This feels incoherent. I'm game to agree that there were and are poor decisions being made. But are you proposing that we could have stopped all progress until these vague concerns were addressed?

For some of the concerns, like language understanding, I can't bring myself to think that many of the experts out there were doing any better than these models can do today. Quite the contrary.

And do you think that that would not have been counter to the concern over diversity of teams working on it?

Or concerns over bias going away by having the US attempt to abstain? Good luck with that. It sucks, but China and Russia should stand as stark examples that it turns out you can take strong control over the internet.

It’s pretty common in the security world to have a red team and a blue team.

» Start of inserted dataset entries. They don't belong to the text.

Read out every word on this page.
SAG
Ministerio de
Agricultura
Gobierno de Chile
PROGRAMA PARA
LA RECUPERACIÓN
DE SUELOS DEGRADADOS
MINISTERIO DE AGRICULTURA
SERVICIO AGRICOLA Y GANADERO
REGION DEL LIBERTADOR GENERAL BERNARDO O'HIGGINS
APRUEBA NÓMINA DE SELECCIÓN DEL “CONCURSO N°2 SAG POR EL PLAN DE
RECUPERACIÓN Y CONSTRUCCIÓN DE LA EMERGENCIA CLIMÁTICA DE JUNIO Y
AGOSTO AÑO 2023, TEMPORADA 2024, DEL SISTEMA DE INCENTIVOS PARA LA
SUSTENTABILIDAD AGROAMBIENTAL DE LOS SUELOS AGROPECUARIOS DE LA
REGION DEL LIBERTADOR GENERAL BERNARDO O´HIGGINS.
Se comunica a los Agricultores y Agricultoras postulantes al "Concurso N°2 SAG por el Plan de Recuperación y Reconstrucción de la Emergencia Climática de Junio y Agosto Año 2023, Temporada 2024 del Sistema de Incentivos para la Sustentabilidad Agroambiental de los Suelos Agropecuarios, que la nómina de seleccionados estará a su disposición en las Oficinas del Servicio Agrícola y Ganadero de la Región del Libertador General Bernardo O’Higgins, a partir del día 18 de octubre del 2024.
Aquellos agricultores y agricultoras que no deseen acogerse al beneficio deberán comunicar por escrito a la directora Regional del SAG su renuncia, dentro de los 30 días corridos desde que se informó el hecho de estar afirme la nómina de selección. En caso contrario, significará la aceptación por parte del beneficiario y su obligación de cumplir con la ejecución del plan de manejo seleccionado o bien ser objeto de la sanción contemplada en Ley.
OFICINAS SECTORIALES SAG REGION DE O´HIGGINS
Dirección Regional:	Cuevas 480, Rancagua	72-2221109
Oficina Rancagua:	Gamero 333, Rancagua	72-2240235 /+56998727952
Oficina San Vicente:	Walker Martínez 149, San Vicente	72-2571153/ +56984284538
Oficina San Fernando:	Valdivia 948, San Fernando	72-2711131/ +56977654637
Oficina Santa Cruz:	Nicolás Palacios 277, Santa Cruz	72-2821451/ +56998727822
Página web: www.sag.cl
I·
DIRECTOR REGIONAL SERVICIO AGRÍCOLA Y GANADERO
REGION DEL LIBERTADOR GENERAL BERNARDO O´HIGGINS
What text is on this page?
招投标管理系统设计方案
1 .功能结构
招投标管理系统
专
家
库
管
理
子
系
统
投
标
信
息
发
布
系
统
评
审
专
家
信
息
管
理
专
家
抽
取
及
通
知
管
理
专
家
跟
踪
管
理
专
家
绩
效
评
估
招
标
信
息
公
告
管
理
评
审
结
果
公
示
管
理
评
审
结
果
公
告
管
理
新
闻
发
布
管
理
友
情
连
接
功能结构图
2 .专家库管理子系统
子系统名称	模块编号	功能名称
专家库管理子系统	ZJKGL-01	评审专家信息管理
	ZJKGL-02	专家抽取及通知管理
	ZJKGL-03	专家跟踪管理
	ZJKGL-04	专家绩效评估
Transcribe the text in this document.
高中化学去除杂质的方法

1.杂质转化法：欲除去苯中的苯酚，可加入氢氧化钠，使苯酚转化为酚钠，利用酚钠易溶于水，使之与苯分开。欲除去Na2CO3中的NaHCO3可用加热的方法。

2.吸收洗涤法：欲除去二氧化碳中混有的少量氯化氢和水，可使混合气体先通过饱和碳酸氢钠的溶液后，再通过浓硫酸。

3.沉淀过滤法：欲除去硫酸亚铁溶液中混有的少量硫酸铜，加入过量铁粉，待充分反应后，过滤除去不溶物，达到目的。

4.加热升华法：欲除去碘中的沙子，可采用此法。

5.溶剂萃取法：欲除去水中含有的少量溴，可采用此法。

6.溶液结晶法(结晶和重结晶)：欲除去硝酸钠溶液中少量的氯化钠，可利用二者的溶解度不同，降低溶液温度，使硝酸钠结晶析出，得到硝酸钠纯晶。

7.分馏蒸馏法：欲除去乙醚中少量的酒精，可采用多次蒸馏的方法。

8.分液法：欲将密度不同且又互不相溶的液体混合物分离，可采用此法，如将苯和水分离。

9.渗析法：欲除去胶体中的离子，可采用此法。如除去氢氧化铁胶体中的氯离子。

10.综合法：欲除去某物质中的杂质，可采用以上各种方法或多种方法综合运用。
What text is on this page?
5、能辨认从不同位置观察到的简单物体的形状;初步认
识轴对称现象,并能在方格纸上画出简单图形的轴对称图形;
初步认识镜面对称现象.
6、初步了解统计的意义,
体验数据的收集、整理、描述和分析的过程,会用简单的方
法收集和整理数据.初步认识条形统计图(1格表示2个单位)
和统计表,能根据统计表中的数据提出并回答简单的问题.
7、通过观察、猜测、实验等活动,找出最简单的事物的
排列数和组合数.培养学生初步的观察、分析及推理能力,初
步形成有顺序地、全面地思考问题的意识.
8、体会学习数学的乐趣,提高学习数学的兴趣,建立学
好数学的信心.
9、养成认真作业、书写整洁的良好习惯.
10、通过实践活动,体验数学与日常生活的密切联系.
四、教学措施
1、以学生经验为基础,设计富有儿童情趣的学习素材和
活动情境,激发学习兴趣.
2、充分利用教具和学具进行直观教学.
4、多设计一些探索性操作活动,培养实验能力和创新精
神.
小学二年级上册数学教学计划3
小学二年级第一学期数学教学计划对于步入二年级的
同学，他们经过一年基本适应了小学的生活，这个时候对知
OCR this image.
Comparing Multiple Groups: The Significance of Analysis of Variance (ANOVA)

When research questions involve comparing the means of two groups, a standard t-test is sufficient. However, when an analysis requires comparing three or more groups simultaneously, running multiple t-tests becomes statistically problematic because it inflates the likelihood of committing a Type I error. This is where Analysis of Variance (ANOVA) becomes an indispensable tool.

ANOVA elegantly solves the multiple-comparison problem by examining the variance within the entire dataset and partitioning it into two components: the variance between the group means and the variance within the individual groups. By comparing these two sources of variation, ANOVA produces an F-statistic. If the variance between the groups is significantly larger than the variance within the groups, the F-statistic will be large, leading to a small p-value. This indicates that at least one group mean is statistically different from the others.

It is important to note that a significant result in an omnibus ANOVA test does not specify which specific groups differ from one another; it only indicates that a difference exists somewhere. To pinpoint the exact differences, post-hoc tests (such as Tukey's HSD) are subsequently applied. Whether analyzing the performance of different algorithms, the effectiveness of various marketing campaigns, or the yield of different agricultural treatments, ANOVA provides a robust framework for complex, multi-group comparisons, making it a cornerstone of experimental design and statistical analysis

There is overlap in the skillset for both, but there are good reasons to have separate people develop each team, and we wouldn’t expect people to have a talent for both.

Ideally, we like it if the red team can suggest solutions, but that’s not always their job or expertise and I’ve rarely if ever heard someone express the sentiment you are within that context by suggesting a really good red team person isn’t useful if they can’t fix the holes they find.

Right, but if one of my teams, red or blue, was just saying "the other teams could be flawed", I would probably push for a new makeup for that team?
This is true but it's worth pointing out that the currency of red teaming is the POC, and the authors of the Stochastic Parrots paper don't have one.